UAE Foreign Ownership Rules: Towards More Openness?
In November 2020, President Sheikh Khalifa announced a significant modification to the 2015 commercial companies’ law, amending 51 articles and introducing three new ones. This move is expected to bring significant changes in how businesses will be conducted in the United Arab Emirates moving forward and attract more foreign investors.
- Major Amendments:
One of the critical decisions of this new law is allowing foreign nationals to set up, own, and run a UAE mainland company without the need of an Emirati shareholder to hold the majority of the company’s shareholding structure, usually 51%. By eliminating the need for Emirati shareholders, the process of setting up an onshore company in the UAE will be more flexible with less overhead costs.
That alone is a significant boost to the country’s economy. Moving forward, UAE will be attracting more foreign capital to its market. UAE market is considered the second-largest market in the Arab world. It will likely become the first with the new legislation.
Add to that, an onshore company can now be established without appointing a local UAE agent. Not to mention the abolishment of the provisions that require an onshore company’s chair manager and the majority of its board of directors to be UAE nationals. That being said, companies can now fully operate by non-Emiratis shareholders and directors of all nationalities.
- Activities Falling Under this Amendment:
However, local authorities will still require a level of participation by Emiratis in any companies operating under important sectors, including oil and gas exploration, utilities and transport, and state-owned entities. These will still have to be 51% owned by a UAE national.
- Additional Amendments:
Other significant amendments to the law are the ability to remove the chair or senior executives of a company if found guilty of fraud or abuse of authority. Shareholders are capable to directly sue a company in civil court over any failure of duty that results in damages and authorize electronics votes at annual general meetings.

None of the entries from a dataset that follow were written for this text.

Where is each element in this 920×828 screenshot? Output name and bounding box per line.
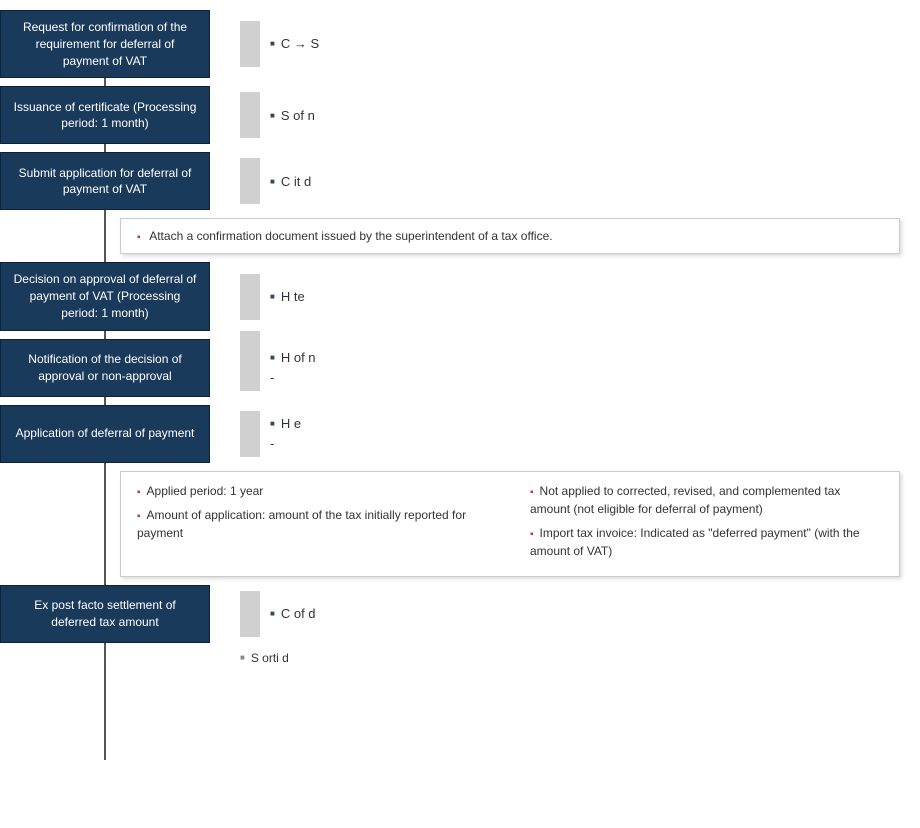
marker-icon — [240, 345, 260, 391]
desc-area: H te — [210, 262, 920, 330]
footer-note: S orti d — [240, 651, 920, 665]
red-bullet-icon — [137, 484, 147, 498]
note-col-right: Not applied to corrected, revised, and c… — [530, 482, 883, 566]
step-desc: H te — [270, 281, 305, 313]
marker-icon — [240, 92, 260, 138]
note-item: Applied period: 1 year — [147, 484, 264, 498]
note-col-left: Applied period: 1 year Amount of applica… — [137, 482, 490, 566]
note-text: Attach a confirmation document issued by… — [149, 229, 552, 243]
step-desc: C it d — [270, 166, 311, 198]
step-box-1: Request for confirmation of the requirem… — [0, 10, 210, 78]
marker-icon — [240, 274, 260, 320]
desc-area: S of n — [210, 86, 920, 144]
step-row: Notification of the decision of approval… — [0, 339, 920, 397]
red-bullet-icon — [530, 484, 540, 498]
step-row: Submit application for deferral of payme… — [0, 152, 920, 210]
step-row: Ex post facto settlement of deferred tax… — [0, 585, 920, 643]
desc-area: C of d — [210, 585, 920, 643]
note-item: Amount of application: amount of the tax… — [137, 508, 466, 540]
marker-icon — [240, 411, 260, 457]
step-row: Application of deferral of payment H e - — [0, 405, 920, 463]
step-box-2: Issuance of certificate (Processing peri… — [0, 86, 210, 144]
step-box-4: Decision on approval of deferral of paym… — [0, 262, 210, 330]
step-box-6: Application of deferral of payment — [0, 405, 210, 463]
red-bullet-icon — [530, 526, 540, 540]
step-desc: H of n - — [270, 342, 316, 393]
step-desc: S of n — [270, 100, 315, 132]
marker-icon — [240, 21, 260, 67]
note-item: Import tax invoice: Indicated as "deferr… — [530, 526, 860, 558]
step-row: Decision on approval of deferral of paym… — [0, 262, 920, 330]
step-desc: H e - — [270, 408, 301, 459]
desc-area: H e - — [210, 405, 920, 463]
note-box-details: Applied period: 1 year Amount of applica… — [120, 471, 900, 577]
note-box-attachment: Attach a confirmation document issued by… — [120, 218, 900, 254]
note-item: Not applied to corrected, revised, and c… — [530, 484, 840, 516]
step-box-5: Notification of the decision of approval… — [0, 339, 210, 397]
flowchart-container: Request for confirmation of the requirem… — [0, 10, 920, 665]
desc-area: C it d — [210, 152, 920, 210]
step-box-7: Ex post facto settlement of deferred tax… — [0, 585, 210, 643]
step-desc: C of d — [270, 598, 316, 630]
desc-area: C → S — [210, 10, 920, 78]
step-desc: C → S — [270, 28, 319, 60]
marker-icon — [240, 158, 260, 204]
red-bullet-icon — [137, 508, 147, 522]
step-row: Issuance of certificate (Processing peri… — [0, 86, 920, 144]
red-bullet-icon — [137, 229, 147, 243]
marker-icon — [240, 591, 260, 637]
desc-area: H of n - — [210, 339, 920, 397]
step-box-3: Submit application for deferral of payme… — [0, 152, 210, 210]
step-row: Request for confirmation of the requirem… — [0, 10, 920, 78]
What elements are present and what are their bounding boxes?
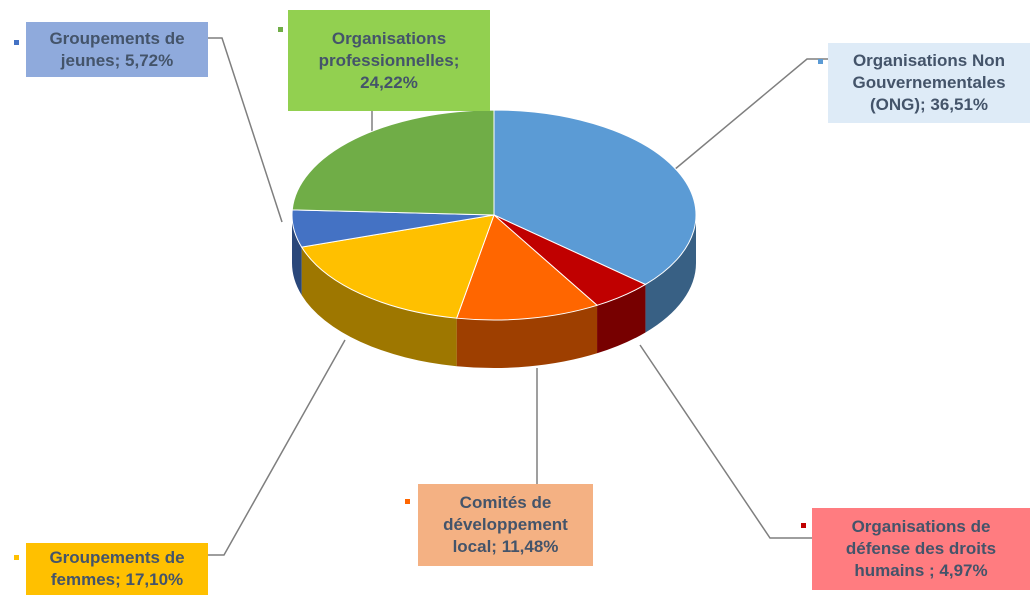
label-value: 5,72% <box>120 50 174 70</box>
slice <box>493 109 697 286</box>
legend-marker <box>818 59 823 64</box>
leader-line <box>667 58 828 176</box>
data-label: Groupements de jeunes; 5,72% <box>26 22 208 77</box>
legend-marker <box>278 27 283 32</box>
data-label: Groupements de femmes; 17,10% <box>26 543 208 595</box>
slice-side <box>456 305 598 368</box>
slice-side <box>645 215 696 333</box>
label-value: 11,48% <box>496 537 559 556</box>
data-label: Organisations professionnelles; 24,22% <box>288 10 490 111</box>
data-label: Comités de développement local; 11,48% <box>418 484 593 566</box>
label-name: Organisations de défense des droits huma… <box>845 517 997 580</box>
slice <box>300 214 495 319</box>
label-value: 4,97% <box>934 561 988 580</box>
label-name: Groupements de femmes; <box>49 548 185 589</box>
label-value: 36,51% <box>925 95 989 114</box>
legend-marker <box>14 555 19 560</box>
legend-marker <box>801 523 806 528</box>
legend-marker <box>405 499 410 504</box>
label-value: 24,22% <box>360 72 418 92</box>
data-label: Organisations de défense des droits huma… <box>812 508 1030 590</box>
leader-line <box>208 339 346 556</box>
label-name: Groupements de jeunes; <box>49 28 185 70</box>
label-value: 17,10% <box>120 570 184 589</box>
leader-line <box>639 344 812 539</box>
leader-lines <box>208 37 828 556</box>
leader-line <box>208 37 283 223</box>
slice <box>455 214 599 321</box>
slice <box>291 109 495 216</box>
label-name: Organisations Non Gouvernementales (ONG)… <box>852 51 1006 114</box>
legend-marker <box>14 40 19 45</box>
data-label: Organisations Non Gouvernementales (ONG)… <box>828 43 1030 123</box>
slice-side <box>292 215 302 296</box>
label-name: Comités de développement local; <box>443 493 568 556</box>
slice-side <box>301 247 457 367</box>
label-name: Organisations professionnelles; <box>318 28 460 70</box>
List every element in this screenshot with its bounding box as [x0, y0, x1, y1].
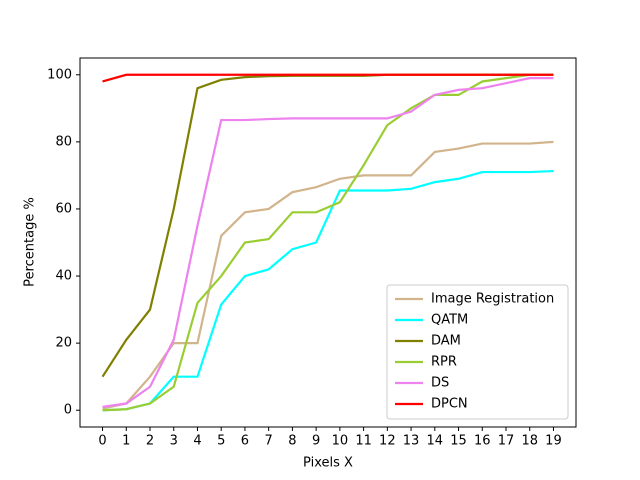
data-line [102, 140, 554, 410]
x-tick-label: 8 [288, 434, 296, 449]
x-tick-label: 3 [170, 434, 178, 449]
x-tick-label: 1 [122, 434, 130, 449]
x-tick-label: 15 [450, 434, 467, 449]
y-tick-label: 0 [64, 403, 72, 418]
y-tick-label: 100 [47, 67, 72, 82]
x-tick-label: 17 [498, 434, 515, 449]
legend-label: DPCN [431, 397, 468, 412]
x-tick-label: 4 [193, 434, 201, 449]
x-tick-label: 2 [146, 434, 154, 449]
x-tick-label: 10 [332, 434, 349, 449]
legend-box [386, 284, 569, 420]
x-tick-label: 14 [427, 434, 444, 449]
y-axis-label: Percentage % [23, 197, 38, 287]
legend-label: QATM [431, 313, 468, 328]
plot-frame [79, 57, 577, 428]
x-tick-label: 19 [545, 434, 562, 449]
y-tick-label: 20 [55, 336, 72, 351]
x-tick-label: 9 [312, 434, 320, 449]
x-tick-label: 7 [265, 434, 273, 449]
x-tick-label: 12 [379, 434, 396, 449]
x-tick-label: 6 [241, 434, 249, 449]
data-line [102, 77, 554, 408]
x-tick-label: 0 [98, 434, 106, 449]
x-tick-label: 13 [403, 434, 420, 449]
data-line [102, 73, 554, 83]
x-tick-label: 11 [355, 434, 372, 449]
x-axis-label: Pixels X [303, 456, 353, 471]
y-tick-label: 40 [55, 269, 72, 284]
data-line [102, 73, 554, 412]
x-tick-label: 18 [521, 434, 538, 449]
legend: Image Registration QATM DAM RPR DS DPCN [386, 284, 569, 420]
legend-label: DS [431, 376, 449, 391]
x-tick-label: 5 [217, 434, 225, 449]
legend-label: Image Registration [431, 292, 554, 307]
legend-label: RPR [431, 355, 457, 370]
legend-label: DAM [431, 334, 461, 349]
y-tick-label: 80 [55, 134, 72, 149]
x-tick-label: 16 [474, 434, 491, 449]
y-tick-label: 60 [55, 201, 72, 216]
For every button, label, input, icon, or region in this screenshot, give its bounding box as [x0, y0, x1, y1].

To boost liquidity in local capital markets, companies wishing to go public can now sell up to 70% of their shares in an Initial Public Offering, instead of the currently applicable limit of 30%. It’s important to mention that the Dubai Financial Market’s market capitalization and the Abu Dhabi Securities Exchange were more than $240 billion at the end of 2019.
- When will it become effective?
Although most of the changes are effective as of December 1st, 2020, the ones related to foreign ownership exemption, agency, and boards of directors will be in effect six months after the publication of the new legislation in the Official Gazette, the legal newspaper of the country. Remember, companies will have one year to comply with the amended law from the time articles become effective.
Sheikh Mohammed bin Rashid, Prime Minister and Ruler of Dubai, Sheikh Mohammed Bin Rashid stated that the country provides “a conducive legislative environment” for investments.
This will open the door to set up more companies by investors of all nationalities, hence attract foreign capital. Starting a business in the UAE has never been as convenient as now!